Panelists on Tuesday debated a central theory of the border adjustment tax, which is that it would ultimately balance itself out through currency fluctuations. The idea behind the BAT is that it would cause the dollar to strengthen, but not everyone is so sure.

Cornell on Tuesday called it an "unproven and untested" theory. "That might work in a textbook," he said.

He noted that Federal Reserve Chair Janet Yellen expressed doubts about its effects in a Congressional hearing in February. "The problem is there's great uncertainty about how in reality markets would respond to these changes," she said.

Global currency trading average $5 trillion a day, and 88% of all trades involve the dollar, Clausing said on Tuesday. "The exchange rate is very difficult to forecast," she said.

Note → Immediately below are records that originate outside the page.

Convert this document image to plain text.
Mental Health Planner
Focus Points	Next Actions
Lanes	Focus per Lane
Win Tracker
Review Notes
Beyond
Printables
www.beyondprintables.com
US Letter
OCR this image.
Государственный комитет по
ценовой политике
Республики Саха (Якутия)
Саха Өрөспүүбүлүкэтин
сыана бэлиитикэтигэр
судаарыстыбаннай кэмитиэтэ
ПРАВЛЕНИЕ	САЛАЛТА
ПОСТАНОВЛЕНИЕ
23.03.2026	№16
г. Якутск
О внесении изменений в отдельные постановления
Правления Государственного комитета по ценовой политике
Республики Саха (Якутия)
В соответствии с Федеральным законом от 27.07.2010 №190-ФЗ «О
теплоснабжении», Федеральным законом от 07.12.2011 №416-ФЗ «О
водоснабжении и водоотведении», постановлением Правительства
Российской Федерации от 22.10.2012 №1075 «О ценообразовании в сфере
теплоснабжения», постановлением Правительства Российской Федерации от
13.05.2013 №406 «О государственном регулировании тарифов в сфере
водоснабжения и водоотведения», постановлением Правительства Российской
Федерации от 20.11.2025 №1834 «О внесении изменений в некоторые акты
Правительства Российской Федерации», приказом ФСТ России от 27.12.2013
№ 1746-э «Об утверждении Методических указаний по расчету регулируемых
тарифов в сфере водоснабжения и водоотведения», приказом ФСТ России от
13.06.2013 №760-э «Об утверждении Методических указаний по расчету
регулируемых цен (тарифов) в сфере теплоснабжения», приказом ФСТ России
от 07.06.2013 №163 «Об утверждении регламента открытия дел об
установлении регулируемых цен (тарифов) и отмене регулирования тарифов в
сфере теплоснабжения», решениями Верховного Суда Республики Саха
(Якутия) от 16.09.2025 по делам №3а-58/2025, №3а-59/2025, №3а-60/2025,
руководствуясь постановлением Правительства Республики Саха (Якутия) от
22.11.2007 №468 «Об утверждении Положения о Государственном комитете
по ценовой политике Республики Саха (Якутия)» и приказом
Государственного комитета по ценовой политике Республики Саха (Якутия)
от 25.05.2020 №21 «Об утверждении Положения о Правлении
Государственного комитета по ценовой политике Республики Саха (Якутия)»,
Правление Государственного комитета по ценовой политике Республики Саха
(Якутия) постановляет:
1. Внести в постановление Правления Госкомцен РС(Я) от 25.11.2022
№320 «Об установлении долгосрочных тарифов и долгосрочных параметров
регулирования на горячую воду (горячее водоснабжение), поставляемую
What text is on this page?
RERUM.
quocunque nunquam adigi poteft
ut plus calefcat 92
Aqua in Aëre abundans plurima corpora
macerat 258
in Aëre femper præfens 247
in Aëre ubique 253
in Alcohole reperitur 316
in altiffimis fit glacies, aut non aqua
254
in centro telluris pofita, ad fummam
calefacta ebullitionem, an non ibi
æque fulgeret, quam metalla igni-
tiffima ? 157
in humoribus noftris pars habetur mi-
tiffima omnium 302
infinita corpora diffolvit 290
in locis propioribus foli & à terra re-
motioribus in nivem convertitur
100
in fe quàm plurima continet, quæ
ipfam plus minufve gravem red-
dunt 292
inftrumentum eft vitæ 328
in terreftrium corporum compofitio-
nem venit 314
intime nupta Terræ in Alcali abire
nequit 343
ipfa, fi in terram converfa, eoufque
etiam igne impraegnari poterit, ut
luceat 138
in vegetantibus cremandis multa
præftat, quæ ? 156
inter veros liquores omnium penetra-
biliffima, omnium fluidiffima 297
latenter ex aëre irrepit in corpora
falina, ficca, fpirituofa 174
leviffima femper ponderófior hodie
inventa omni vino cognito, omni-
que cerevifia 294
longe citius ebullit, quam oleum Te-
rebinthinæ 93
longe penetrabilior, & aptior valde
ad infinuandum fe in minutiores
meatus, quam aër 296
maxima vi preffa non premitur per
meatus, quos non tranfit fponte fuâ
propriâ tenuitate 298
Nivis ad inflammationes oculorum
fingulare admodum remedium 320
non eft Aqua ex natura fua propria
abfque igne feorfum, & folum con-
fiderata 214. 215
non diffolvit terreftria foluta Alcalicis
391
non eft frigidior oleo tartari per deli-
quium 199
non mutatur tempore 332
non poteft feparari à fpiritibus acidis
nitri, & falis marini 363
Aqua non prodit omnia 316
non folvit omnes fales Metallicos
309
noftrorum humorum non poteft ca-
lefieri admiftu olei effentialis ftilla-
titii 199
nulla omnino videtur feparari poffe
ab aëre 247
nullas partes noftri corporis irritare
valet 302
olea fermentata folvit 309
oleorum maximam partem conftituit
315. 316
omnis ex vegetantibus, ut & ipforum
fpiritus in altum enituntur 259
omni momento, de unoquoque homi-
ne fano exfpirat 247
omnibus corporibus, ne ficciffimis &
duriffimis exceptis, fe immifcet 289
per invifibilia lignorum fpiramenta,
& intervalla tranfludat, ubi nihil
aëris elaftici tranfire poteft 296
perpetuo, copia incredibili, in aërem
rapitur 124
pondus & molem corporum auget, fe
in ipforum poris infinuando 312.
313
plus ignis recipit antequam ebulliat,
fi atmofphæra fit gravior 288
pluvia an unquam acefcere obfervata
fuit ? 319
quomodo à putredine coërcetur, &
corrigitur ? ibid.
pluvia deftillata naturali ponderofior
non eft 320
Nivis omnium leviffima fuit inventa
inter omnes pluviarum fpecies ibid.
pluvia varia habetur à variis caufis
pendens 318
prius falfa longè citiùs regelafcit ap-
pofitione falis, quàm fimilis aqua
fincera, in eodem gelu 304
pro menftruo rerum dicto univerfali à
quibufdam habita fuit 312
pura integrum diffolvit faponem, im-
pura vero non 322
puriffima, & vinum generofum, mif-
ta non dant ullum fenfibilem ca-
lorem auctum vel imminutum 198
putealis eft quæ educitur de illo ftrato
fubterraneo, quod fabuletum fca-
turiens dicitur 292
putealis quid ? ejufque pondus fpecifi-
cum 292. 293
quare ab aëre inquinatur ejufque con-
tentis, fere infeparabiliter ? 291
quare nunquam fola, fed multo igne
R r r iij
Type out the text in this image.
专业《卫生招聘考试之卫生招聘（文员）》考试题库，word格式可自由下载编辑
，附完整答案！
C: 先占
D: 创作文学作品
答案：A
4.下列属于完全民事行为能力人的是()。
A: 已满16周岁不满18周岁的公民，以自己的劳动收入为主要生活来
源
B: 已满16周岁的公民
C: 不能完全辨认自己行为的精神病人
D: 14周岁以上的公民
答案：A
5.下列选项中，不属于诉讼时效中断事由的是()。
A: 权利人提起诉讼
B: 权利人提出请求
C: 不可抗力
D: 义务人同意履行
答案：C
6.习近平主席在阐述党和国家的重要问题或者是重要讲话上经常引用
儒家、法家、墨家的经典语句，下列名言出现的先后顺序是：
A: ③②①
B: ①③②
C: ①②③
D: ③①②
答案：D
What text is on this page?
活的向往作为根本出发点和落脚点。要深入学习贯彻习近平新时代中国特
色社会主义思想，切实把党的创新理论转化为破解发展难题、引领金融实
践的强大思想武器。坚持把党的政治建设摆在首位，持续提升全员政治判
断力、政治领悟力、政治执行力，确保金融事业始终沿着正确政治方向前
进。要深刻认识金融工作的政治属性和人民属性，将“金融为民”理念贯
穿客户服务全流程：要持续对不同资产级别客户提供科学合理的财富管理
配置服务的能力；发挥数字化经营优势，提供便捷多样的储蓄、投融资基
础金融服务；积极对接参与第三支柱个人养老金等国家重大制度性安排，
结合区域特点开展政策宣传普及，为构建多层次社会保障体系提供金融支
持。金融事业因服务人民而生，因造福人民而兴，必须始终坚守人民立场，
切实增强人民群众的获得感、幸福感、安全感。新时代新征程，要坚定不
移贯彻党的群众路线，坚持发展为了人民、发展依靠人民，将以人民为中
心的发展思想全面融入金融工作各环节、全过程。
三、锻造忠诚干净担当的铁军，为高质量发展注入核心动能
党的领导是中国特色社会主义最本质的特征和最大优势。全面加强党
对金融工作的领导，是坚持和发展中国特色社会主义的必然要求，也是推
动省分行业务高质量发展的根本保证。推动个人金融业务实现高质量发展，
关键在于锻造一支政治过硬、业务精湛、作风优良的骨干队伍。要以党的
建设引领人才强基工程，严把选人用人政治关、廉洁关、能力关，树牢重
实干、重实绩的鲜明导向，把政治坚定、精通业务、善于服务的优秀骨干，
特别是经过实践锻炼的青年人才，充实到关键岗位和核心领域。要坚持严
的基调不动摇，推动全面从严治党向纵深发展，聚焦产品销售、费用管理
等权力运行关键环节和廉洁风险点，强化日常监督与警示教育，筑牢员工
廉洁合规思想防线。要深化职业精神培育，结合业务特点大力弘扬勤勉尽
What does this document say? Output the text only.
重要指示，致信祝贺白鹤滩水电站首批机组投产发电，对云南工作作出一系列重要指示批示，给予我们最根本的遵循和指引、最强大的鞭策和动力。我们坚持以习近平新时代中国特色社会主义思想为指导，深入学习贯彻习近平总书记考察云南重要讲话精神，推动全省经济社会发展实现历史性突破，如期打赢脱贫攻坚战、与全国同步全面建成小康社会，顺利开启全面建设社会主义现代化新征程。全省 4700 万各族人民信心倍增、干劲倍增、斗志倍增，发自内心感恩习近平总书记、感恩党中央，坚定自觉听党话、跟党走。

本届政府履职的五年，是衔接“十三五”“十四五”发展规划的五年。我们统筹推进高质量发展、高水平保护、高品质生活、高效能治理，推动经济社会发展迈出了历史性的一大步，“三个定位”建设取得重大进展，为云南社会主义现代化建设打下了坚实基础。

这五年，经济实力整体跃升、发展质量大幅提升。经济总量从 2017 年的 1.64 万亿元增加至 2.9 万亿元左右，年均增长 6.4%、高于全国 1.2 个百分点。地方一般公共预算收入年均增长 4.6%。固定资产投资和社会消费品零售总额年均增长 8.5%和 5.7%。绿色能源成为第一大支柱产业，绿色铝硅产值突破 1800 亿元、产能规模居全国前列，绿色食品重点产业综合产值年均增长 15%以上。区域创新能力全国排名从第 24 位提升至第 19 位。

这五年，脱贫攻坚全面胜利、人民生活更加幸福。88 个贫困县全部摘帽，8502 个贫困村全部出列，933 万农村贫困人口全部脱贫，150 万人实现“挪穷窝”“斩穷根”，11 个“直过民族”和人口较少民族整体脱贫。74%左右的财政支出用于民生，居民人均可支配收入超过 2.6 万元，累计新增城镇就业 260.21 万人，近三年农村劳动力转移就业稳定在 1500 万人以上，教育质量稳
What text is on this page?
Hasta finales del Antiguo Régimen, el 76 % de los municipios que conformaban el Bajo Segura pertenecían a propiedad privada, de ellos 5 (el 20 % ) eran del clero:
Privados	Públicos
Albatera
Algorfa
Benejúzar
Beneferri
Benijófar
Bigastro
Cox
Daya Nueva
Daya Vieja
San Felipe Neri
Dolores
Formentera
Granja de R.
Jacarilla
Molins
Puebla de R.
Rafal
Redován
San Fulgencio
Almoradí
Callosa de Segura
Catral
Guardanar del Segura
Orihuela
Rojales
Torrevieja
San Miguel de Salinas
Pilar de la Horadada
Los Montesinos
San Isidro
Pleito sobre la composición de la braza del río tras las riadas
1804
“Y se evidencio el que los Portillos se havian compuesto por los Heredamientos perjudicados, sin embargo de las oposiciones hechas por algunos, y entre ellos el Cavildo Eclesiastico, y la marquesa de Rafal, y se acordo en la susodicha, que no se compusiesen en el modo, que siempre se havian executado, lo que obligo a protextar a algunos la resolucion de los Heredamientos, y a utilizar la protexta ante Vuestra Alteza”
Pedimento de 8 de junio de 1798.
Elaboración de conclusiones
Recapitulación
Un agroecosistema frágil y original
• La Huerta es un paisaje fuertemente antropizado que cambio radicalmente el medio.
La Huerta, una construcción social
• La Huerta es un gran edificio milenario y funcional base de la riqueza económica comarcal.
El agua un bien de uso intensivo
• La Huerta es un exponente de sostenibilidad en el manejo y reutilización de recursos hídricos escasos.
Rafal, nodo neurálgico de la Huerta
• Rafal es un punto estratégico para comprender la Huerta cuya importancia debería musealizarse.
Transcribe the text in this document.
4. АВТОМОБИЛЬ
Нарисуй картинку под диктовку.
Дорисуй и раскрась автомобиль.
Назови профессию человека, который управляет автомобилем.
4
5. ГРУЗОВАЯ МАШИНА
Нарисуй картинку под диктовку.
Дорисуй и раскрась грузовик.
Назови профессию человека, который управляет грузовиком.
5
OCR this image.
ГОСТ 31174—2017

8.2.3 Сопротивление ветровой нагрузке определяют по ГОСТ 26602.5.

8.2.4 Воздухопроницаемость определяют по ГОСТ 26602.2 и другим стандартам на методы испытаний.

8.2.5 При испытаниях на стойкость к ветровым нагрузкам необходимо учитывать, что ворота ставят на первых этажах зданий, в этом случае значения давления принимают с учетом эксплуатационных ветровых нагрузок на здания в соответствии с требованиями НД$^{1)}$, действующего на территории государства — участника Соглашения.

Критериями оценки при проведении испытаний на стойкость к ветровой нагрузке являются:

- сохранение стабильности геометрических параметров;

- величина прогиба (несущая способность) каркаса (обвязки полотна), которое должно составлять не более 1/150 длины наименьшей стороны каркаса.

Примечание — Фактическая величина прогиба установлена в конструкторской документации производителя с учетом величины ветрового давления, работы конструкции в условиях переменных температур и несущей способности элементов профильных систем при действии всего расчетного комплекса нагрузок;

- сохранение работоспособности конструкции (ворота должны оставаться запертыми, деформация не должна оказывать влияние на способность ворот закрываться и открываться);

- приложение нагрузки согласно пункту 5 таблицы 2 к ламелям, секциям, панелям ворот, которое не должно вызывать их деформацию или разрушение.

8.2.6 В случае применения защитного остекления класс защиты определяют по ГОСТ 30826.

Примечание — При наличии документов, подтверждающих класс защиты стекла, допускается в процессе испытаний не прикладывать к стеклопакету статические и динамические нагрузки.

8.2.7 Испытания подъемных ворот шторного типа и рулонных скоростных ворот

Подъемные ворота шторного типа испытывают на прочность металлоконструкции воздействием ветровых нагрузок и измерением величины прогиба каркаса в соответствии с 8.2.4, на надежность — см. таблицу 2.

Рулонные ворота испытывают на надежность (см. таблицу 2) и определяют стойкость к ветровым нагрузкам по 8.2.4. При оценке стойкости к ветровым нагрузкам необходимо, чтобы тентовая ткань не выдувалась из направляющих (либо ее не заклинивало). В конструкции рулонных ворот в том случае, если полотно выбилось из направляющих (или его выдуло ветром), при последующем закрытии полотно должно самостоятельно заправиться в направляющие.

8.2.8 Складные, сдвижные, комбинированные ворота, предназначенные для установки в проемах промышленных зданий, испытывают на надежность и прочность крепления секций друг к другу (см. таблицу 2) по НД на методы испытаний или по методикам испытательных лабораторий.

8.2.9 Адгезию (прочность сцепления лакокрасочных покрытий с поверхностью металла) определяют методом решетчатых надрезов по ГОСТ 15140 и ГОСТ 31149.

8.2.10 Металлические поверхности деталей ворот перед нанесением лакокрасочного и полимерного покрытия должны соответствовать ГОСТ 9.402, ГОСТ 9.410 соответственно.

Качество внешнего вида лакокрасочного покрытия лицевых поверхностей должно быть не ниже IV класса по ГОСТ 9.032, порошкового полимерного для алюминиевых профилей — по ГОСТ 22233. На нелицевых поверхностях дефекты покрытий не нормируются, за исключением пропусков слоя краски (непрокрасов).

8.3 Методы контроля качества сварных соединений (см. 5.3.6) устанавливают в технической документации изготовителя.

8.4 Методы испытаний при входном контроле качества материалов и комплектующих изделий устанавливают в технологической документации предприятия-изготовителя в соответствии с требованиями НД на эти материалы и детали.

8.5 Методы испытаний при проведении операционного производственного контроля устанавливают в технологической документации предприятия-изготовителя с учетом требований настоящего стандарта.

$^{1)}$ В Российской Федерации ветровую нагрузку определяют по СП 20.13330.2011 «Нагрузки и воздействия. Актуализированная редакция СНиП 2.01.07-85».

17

Lindsey pushed back. "Markets move ahead of reality," he said.

To be sure, a dollar-strengthening border adjustment tax might not be welcomed by the Trump administration.

The president has openly fretted whether the dollar might be getting too strong. "It's very, very hard to compete when you have a strong dollar and other countries are devaluing their currency," he said in an April interview with the Wall Street Journal. He made similar remarks in January.

Representative Jim Renacci (R-OH) at Tuesday's hearing asked all five panelists whether they could guarantee that currency would adjust under the BAT so that there will be no effect on consumer costs.

Cornell was the only witness to answer. "No, I can't," he said. The rest remained silent.